There are a number of morbid stories surrounding the death of Rufina Cambaceres. One says she fell into a coma and was accidentally entombed alive. When caretakers found her coffin lid askew, they turned it over and saw scratches in the wood. There were wounds on the corpse’s face, and her fingernails were bloody. Another story says Rufina escaped her coffin and ran to the cemetery gate, where she collapsed and died of a heart attack.

Neither of these tales has been proven. What we do know is that Rufina Cambaceres, a wealthy socialite, was pronounced dead at her home on her 19th birthday (May 31, 1902). She’d planned on attending the opera that evening.
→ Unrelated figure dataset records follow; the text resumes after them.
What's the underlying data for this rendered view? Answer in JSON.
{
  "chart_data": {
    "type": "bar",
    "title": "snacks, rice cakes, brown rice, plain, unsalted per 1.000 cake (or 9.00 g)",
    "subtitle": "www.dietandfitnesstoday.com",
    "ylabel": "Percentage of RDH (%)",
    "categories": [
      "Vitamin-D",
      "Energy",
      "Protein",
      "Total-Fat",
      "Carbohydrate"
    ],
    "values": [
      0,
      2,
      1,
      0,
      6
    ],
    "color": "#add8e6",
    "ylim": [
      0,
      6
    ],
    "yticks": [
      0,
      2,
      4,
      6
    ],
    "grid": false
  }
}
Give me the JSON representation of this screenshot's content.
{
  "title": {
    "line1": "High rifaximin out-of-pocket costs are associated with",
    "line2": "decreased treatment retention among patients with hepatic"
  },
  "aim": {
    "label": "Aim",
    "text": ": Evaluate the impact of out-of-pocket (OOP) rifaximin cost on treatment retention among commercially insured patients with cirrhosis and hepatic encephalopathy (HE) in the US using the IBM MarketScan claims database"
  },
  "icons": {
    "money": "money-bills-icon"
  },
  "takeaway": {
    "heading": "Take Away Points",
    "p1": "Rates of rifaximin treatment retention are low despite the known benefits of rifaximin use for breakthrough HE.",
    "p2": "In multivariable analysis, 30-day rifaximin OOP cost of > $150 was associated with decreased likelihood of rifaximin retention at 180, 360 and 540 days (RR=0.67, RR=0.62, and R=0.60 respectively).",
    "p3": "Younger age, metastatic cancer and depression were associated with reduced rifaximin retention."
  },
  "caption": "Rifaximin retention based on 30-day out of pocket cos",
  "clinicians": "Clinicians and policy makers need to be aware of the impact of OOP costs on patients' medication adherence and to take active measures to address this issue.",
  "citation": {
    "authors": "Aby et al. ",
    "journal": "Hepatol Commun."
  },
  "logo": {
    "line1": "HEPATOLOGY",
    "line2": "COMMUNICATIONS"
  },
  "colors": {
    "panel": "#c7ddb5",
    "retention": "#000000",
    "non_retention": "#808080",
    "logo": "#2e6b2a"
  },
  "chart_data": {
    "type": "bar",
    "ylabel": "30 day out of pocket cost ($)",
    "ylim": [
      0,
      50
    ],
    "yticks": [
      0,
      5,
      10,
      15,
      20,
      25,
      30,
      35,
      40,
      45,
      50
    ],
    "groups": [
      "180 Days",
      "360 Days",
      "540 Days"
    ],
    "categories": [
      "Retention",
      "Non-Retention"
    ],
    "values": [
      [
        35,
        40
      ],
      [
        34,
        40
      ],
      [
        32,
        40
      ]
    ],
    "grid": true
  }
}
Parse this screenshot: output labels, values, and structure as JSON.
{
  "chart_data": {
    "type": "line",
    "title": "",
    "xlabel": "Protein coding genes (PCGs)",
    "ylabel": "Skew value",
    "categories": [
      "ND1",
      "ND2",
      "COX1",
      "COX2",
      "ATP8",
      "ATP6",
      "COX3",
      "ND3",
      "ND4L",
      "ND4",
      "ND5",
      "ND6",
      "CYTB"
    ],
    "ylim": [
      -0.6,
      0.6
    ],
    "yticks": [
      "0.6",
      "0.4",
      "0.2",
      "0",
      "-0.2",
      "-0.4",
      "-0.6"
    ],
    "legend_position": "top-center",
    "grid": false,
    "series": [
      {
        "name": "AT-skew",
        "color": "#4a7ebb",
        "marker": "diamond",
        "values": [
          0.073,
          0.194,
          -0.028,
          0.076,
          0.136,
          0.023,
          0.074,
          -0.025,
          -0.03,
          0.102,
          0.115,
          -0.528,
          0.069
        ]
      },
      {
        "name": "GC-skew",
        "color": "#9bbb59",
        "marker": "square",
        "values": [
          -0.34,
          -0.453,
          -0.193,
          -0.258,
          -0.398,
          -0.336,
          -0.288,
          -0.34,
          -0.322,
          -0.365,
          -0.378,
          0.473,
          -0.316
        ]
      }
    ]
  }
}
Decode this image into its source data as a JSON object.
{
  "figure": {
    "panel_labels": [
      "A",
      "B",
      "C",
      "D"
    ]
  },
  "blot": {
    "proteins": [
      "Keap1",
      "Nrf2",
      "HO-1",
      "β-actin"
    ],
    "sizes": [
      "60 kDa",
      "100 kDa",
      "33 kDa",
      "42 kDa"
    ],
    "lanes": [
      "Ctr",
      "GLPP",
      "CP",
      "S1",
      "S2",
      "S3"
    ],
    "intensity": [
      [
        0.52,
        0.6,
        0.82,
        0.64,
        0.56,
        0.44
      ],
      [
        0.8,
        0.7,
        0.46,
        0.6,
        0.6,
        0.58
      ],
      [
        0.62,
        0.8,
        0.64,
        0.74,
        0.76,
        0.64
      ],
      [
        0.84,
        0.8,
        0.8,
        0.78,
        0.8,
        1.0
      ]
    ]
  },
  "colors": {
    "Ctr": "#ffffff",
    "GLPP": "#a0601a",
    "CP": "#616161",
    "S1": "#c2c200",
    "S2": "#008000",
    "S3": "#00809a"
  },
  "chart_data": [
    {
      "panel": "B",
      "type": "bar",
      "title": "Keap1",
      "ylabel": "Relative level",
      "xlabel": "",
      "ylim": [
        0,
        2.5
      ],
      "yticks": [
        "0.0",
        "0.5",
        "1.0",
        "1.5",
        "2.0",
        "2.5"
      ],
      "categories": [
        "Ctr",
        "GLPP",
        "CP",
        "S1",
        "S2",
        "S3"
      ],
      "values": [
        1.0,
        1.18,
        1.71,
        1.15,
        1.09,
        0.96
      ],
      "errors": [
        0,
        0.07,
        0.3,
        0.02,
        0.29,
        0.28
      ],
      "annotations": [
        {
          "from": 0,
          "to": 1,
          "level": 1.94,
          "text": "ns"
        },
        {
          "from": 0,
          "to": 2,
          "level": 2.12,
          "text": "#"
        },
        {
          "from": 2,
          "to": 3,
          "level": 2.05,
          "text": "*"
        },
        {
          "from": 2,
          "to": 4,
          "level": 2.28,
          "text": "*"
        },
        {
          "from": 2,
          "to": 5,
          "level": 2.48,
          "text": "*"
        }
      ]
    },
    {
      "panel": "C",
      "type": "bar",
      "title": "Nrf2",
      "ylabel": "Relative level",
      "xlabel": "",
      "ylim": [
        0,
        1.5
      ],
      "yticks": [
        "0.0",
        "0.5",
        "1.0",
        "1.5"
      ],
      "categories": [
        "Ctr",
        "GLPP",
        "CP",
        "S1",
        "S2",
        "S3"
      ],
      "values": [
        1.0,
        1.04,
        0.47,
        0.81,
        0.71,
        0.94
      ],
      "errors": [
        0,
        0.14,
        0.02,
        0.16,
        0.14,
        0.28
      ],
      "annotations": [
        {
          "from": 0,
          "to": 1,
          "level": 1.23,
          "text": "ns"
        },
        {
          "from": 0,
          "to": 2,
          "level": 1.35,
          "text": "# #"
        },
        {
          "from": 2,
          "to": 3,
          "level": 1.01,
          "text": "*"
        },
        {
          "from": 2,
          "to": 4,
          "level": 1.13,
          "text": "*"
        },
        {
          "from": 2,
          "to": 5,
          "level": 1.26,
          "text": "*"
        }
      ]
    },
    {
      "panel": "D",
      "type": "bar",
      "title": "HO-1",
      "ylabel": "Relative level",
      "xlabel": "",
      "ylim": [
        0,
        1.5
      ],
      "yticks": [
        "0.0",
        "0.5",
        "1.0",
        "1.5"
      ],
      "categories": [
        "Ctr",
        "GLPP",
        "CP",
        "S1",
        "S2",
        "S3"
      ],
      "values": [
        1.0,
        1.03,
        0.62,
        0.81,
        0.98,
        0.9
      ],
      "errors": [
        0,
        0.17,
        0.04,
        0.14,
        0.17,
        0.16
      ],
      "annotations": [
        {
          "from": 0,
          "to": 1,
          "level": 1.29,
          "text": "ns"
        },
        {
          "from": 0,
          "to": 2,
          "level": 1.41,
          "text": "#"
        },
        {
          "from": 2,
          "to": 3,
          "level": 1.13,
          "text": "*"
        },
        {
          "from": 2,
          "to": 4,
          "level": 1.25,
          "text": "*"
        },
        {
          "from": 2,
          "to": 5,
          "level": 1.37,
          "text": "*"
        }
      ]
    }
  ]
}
Her tomb is a spectacular example of Art Nouveau design, bursting with floral motifs and vine-like tracery. Rufina stands before its door, her hand at the latch, perhaps pondering another escape. The marble sarcophagus, also Art Nouveau, can be viewed through the mausoleum’s side door. One of the finest tombs in Recoleta Cemetery!

Carlos Cisnetto Olivera

Carlos Cisnetto Olivera tomb

There are some very nice bronze cherubs on the door of this tomb, but they’re easy to miss when you’re standing in the shadow of a massive, sword-bearing guardian angel. She’s over ten feet tall, and her weapon is nearly as long—an imposing sentinel that would give any grave robber pause.

Olivera (1843 – 1918) was a wealthy landowner who introduced English Durham bulls to Argentine rodeos.

Toribio de Ayerza

Toribio de Ayerza tomb recoleta

Toribio de Ayerza was a Basque doctor who immigrated to Argentina in 1845. He co-founded the Argentine Red Cross and brought the tracheotomy, a new European medical technique, to his adopted country. Thanks to the tracheotomy, many children survived diphtheria. The doctor’s humanitarianism is commemorated on his tomb by a sculpture of a woman nursing a child, a symbol of charity. Trees, shrubs and ivy grow around (and on) the crypt, a rare patch of nature in Recoleta.

These are just 7 of many tombs in Recoleta Cemetary. When you go, you’re sure to discover your own favorites!